19 septembre 1870 - 28 janvier 1871

Siège de Paris

Deux semaines après la défaite de Sedan, la capture de Napoléon III et la proclamation de la IIIe République, les armées prussiennes atteignent Paris. Le siège de la capitale débute le 19 septembre 1870.

André Larané

La queue devant une boucherie municipale pendant le siège de Paris en 1870 (Clément-Auguste Andrieux, musée d'Art et d'Histoire de Saint-Denis)

Paris meurtri

Près de deux millions d'habitants se voient pris au piège, bien que défendus par 150 000 soldats réguliers sous le commandement du général Louis Trochu et environ deux cents mille gardes nationaux. Ces derniers n'ont, il est vrai, aucune valeur combattive faute d'entraînement. Ils représentent à peu près toute la population masculine en âge de combattre, se voient remettre une modeste solde de 1,50 franc par jour. Elle ne compense pas, pour beaucoup d'artisans et de commerçants la perte de leur revenu du fait de l'interruption de nombre d'activités.
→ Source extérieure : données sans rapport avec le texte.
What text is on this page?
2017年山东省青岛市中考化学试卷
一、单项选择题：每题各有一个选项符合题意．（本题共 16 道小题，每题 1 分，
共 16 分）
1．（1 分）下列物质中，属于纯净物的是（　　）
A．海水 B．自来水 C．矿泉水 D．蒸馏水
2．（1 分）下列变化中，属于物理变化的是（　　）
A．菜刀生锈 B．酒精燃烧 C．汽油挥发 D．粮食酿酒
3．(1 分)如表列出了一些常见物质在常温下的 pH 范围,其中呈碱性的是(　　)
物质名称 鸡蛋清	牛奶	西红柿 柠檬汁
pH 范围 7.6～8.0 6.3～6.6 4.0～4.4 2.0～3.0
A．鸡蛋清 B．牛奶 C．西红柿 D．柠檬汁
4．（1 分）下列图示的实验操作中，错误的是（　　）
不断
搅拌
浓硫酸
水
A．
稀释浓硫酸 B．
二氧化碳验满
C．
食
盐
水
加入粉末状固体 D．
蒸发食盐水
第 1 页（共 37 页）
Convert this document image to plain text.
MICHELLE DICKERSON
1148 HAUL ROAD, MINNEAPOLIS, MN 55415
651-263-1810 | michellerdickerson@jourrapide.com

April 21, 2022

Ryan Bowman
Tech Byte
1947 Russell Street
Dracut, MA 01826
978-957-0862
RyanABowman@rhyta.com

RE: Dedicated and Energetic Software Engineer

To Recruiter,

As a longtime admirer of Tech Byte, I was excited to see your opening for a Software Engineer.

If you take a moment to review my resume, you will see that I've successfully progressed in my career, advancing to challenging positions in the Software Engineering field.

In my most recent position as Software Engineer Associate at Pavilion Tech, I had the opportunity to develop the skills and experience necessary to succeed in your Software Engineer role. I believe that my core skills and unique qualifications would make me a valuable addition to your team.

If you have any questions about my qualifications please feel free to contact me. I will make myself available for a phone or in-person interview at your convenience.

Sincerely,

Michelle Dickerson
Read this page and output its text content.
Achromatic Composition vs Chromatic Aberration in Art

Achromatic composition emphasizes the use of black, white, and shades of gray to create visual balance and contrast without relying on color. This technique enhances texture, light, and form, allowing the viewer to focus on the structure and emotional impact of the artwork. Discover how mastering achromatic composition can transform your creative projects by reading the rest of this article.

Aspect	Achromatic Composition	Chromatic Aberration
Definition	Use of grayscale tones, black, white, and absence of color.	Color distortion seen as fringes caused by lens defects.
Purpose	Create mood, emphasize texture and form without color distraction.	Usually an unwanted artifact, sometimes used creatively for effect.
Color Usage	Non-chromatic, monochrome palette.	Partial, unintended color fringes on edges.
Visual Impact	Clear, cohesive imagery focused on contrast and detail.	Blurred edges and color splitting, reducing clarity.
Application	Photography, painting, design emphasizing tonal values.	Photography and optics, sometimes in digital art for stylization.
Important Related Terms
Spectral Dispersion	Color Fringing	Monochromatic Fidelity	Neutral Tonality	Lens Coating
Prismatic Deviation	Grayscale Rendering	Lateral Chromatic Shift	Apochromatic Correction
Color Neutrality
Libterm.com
Le 7 octobre, le fougueux Gambetta, ministre de l'Intérieur, quitte Paris à bord d'un ballon. Sitôt à Tours, il organise l'armée de la Loire en vue de secourir la capitale et de mener une « guerre à outrance ». Son initiative recueille quelques éphémères succès mais elle inquiète les populations rurales qui rêvent surtout du retour à la paix. Les troupes hâtivement rassemblées par Gambetta vont être sans trop de difficultés battues par les Prussiens.

Pendant ce temps, à Paris, les combattants ne veulent pas rester inactifs. 300 francs-tireurs occupent sans coup férir le village du Bourget, au nord de la capitale. Mais les Allemands lancent une furieuse riposte le 30 octobre et, faute de renforts, les francs-tireurs doivent capituler.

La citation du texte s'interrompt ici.